If you have wondered what hunting with the Hadzabe hunter-gatherer tribe in Tanzania was like, then this article will not only take you through the penultimate experience into the cradle of humanity itself, it will show you on one level, how our relationship with food-or more accurately, with our ancestors and what might be the oldest food story in the world-that began in the large woodlands Savannahs east and south of the impressive Lake Eyasi… a beautiful soda lake that’s part of the Great Rift Valley of East Africa, where a small group of hunter gatherers live and exist today in exactly the same way they did over forty thousand years ago.
The Hadza are a population of just over a thousand people who survive on berry fruit, baobab tree fruit, honey, porcupine and other wild animals. They do not grow anything; don’t farm; and don’t keep poultry, or animals of any kind for subsistence. But what makes this tribe particularly interesting, is the revolutionary idea that this small group of people could be so crucial to the future of the whole human race. Professor of genetics, Tim Specter, believes the gut microbiome found in the Hadza population hold the key to the nutritional equivalent of the missing link.

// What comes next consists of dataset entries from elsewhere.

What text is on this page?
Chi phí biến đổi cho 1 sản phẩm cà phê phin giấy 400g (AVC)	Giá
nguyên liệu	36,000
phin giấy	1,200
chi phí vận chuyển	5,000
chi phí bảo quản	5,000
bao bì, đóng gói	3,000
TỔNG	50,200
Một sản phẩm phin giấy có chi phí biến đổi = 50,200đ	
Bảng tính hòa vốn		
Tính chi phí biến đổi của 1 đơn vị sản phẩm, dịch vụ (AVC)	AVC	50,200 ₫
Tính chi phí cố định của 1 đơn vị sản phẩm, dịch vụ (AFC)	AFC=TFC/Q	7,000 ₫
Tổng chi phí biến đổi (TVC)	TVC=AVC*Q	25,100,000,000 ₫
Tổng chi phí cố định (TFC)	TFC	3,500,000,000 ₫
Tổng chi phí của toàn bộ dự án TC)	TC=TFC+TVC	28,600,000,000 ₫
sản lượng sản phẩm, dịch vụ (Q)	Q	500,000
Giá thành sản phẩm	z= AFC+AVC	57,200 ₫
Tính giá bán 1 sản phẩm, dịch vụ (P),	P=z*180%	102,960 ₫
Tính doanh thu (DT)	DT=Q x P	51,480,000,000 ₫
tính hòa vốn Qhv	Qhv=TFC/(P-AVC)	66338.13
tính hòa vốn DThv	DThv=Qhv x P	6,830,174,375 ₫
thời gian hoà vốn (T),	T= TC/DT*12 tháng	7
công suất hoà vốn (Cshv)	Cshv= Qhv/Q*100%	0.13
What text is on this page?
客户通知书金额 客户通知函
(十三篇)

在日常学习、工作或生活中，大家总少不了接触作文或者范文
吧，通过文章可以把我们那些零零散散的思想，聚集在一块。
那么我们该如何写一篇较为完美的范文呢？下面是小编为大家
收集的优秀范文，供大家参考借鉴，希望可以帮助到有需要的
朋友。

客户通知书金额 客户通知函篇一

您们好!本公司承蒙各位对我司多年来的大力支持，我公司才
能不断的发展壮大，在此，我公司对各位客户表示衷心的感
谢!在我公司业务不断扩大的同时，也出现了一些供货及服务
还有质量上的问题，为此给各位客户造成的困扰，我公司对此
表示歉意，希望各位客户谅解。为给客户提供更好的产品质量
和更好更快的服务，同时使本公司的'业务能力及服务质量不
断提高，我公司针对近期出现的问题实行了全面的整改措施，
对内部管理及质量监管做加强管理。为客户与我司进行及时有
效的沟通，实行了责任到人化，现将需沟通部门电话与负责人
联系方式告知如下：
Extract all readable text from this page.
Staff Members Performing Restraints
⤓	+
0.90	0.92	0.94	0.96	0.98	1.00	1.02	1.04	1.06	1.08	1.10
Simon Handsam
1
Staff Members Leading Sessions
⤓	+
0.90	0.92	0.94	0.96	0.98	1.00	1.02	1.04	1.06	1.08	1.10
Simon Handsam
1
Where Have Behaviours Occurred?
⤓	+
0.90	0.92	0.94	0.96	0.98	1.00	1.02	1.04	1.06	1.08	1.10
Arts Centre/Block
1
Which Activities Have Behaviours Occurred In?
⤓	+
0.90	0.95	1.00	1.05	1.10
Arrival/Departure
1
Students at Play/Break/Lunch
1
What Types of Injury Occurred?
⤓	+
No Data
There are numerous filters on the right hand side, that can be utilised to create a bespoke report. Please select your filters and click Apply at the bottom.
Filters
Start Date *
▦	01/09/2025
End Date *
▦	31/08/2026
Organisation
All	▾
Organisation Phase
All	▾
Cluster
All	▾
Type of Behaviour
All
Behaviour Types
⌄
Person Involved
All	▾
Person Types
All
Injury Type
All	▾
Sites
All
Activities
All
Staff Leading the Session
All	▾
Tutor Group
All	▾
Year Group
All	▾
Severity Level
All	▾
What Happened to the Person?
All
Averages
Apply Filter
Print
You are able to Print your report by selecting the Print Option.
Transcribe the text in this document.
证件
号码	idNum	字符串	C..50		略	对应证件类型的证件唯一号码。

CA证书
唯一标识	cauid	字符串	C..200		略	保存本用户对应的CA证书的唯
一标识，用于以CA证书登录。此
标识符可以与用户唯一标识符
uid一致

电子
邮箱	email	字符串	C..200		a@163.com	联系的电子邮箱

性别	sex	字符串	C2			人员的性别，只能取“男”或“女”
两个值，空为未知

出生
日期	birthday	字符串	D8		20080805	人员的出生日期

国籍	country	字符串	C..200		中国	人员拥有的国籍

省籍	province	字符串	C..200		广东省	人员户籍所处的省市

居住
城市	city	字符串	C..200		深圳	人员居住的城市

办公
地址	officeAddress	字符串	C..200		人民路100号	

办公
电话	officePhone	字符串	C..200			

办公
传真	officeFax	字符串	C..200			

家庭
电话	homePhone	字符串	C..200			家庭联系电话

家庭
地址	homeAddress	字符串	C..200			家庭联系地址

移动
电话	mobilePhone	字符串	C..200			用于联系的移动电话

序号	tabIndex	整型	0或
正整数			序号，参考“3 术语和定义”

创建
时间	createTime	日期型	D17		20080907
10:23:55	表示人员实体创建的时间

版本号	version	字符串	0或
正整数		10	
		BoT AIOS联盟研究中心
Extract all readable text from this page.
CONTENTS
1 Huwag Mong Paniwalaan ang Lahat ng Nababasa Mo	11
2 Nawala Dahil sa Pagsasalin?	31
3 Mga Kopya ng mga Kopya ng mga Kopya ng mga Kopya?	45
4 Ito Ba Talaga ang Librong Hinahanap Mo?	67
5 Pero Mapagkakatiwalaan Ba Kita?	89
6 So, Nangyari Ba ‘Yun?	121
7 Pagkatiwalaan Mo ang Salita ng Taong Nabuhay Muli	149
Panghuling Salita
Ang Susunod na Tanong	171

The more you look at 40,000 to 50,000 years before obesity and diabetes, the more you’ll appreciate the absence of 21st century diseases in the Hadza population being directly linked to their diet and way of life that has existed and continues to exist for over fifty thousand years. A safari adventure into the footsteps of our ancestors, therefore, is perhaps the most fascinating experience you’ll ever have.
On a Hadza hunting expedition, expect an early morning rise when it is still dark, followed by a short Land Rover drive to the Hadza’s overnight camp. You’ll arrive at the crack of dawn to perhaps find a circle of men and boys sitting around a fire; most of whom would be silently gazing into the fire as they hand around a pipe, taking long, deep drags from it. They’ll be preparing arrows, checking their quills and placing them into quivers. A morning snack-hunt would involve hunting small animals. Don’t expect to go out on a big animal hunt with them, because it can be dangerous. The wounds you’ll likely sustain from an injured buffalo or baboon can be serious for the slow and uninitiated hunter.